Note that most type punning, like accessing an object of type int
using an expression of type float
via pointers, is undefined behavior in the C language. This isn't going on in the example code, but things are headed in that direction; the pointer is probably being prepared for carrying out type punning.
Consider that int
and float
don't necessarily even have the same size; and that is not the only consideration. In code like this:
int i = 42;
/* now treat i as a float and modify it sneakily */
*((float *) &i) = 3.14;
printf("i = %d\n", i);
the output of the printf
can still be 42. The optimizing compiler can put i
into a machine register, whereas the sneaky assignment might be performed on the memory location that serves as the "backing storage" for i
, and so i
appears unchanged since the printf
call uses the register-cached copies. The compiler is not required to consider that a modification of an object designated by the type float
might affect the value of an object of type i
(even if they otherwise have the same size, so there is no collateral damage done by the assignment, like overwriting other objects).

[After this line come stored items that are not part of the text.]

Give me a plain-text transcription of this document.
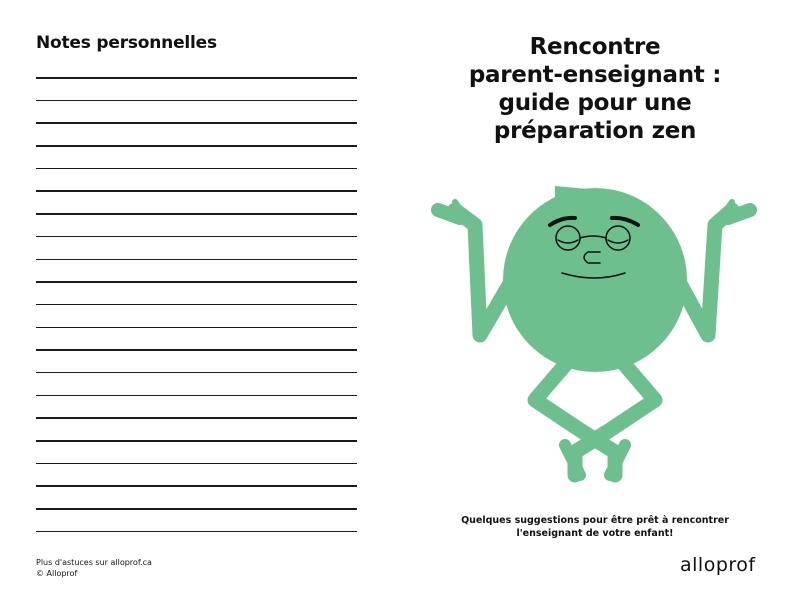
Notes personnelles
Plus d'astuces sur alloprof.ca
© Alloprof
Rencontre
parent-enseignant :
guide pour une
préparation zen
Quelques suggestions pour être prêt à rencontrer
l'enseignant de votre enfant!
alloprof
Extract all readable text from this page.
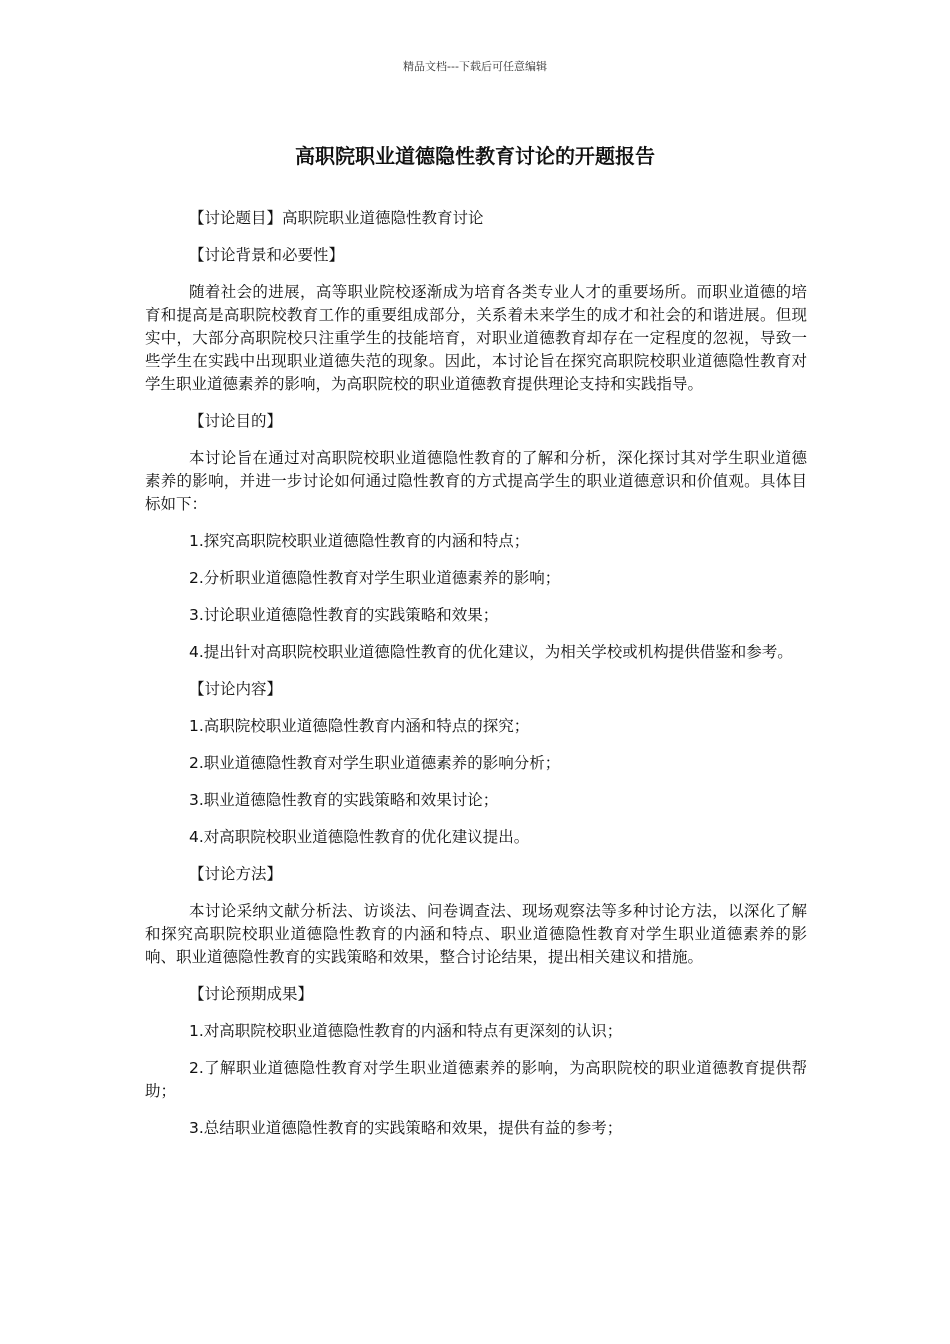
精品文档---下载后可任意编辑
高职院职业道德隐性教育讨论的开题报告

【讨论题目】高职院职业道德隐性教育讨论

【讨论背景和必要性】

随着社会的进展，高等职业院校逐渐成为培育各类专业人才的重要场所。而职业道德的培育和提高是高职院校教育工作的重要组成部分，关系着未来学生的成才和社会的和谐进展。但现实中，大部分高职院校只注重学生的技能培育，对职业道德教育却存在一定程度的忽视，导致一些学生在实践中出现职业道德失范的现象。因此，本讨论旨在探究高职院校职业道德隐性教育对学生职业道德素养的影响，为高职院校的职业道德教育提供理论支持和实践指导。

【讨论目的】

本讨论旨在通过对高职院校职业道德隐性教育的了解和分析，深化探讨其对学生职业道德素养的影响，并进一步讨论如何通过隐性教育的方式提高学生的职业道德意识和价值观。具体目标如下：

1.探究高职院校职业道德隐性教育的内涵和特点；

2.分析职业道德隐性教育对学生职业道德素养的影响；

3.讨论职业道德隐性教育的实践策略和效果；

4.提出针对高职院校职业道德隐性教育的优化建议，为相关学校或机构提供借鉴和参考。

【讨论内容】

1.高职院校职业道德隐性教育内涵和特点的探究；

2.职业道德隐性教育对学生职业道德素养的影响分析；

3.职业道德隐性教育的实践策略和效果讨论；

4.对高职院校职业道德隐性教育的优化建议提出。

【讨论方法】

本讨论采纳文献分析法、访谈法、问卷调查法、现场观察法等多种讨论方法，以深化了解和探究高职院校职业道德隐性教育的内涵和特点、职业道德隐性教育对学生职业道德素养的影响、职业道德隐性教育的实践策略和效果，整合讨论结果，提出相关建议和措施。

【讨论预期成果】

1.对高职院校职业道德隐性教育的内涵和特点有更深刻的认识；

2.了解职业道德隐性教育对学生职业道德素养的影响，为高职院校的职业道德教育提供帮助；

3.总结职业道德隐性教育的实践策略和效果，提供有益的参考；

In the real world, sometimes it is necessary to write a code that manipulates floating-point objects as if they were integers: typically unsigned int
integers, to gain access to the bitwise representation of the float
. When this is done, you have to use unions, or perhaps compiler-specific features, like GCC's -fno-strict-aliasing
option which causes the compiler to optimize more cautiously in the face of type punning. in that kind of code, you make sure that the assumptions are all warranted about the sizes of types and such, with #ifdef
-s for different platforms, perhaps based on values pulled from running configured scripts to detect platform features.
Needless to say, this is not a good way to be learning C at a beginner level.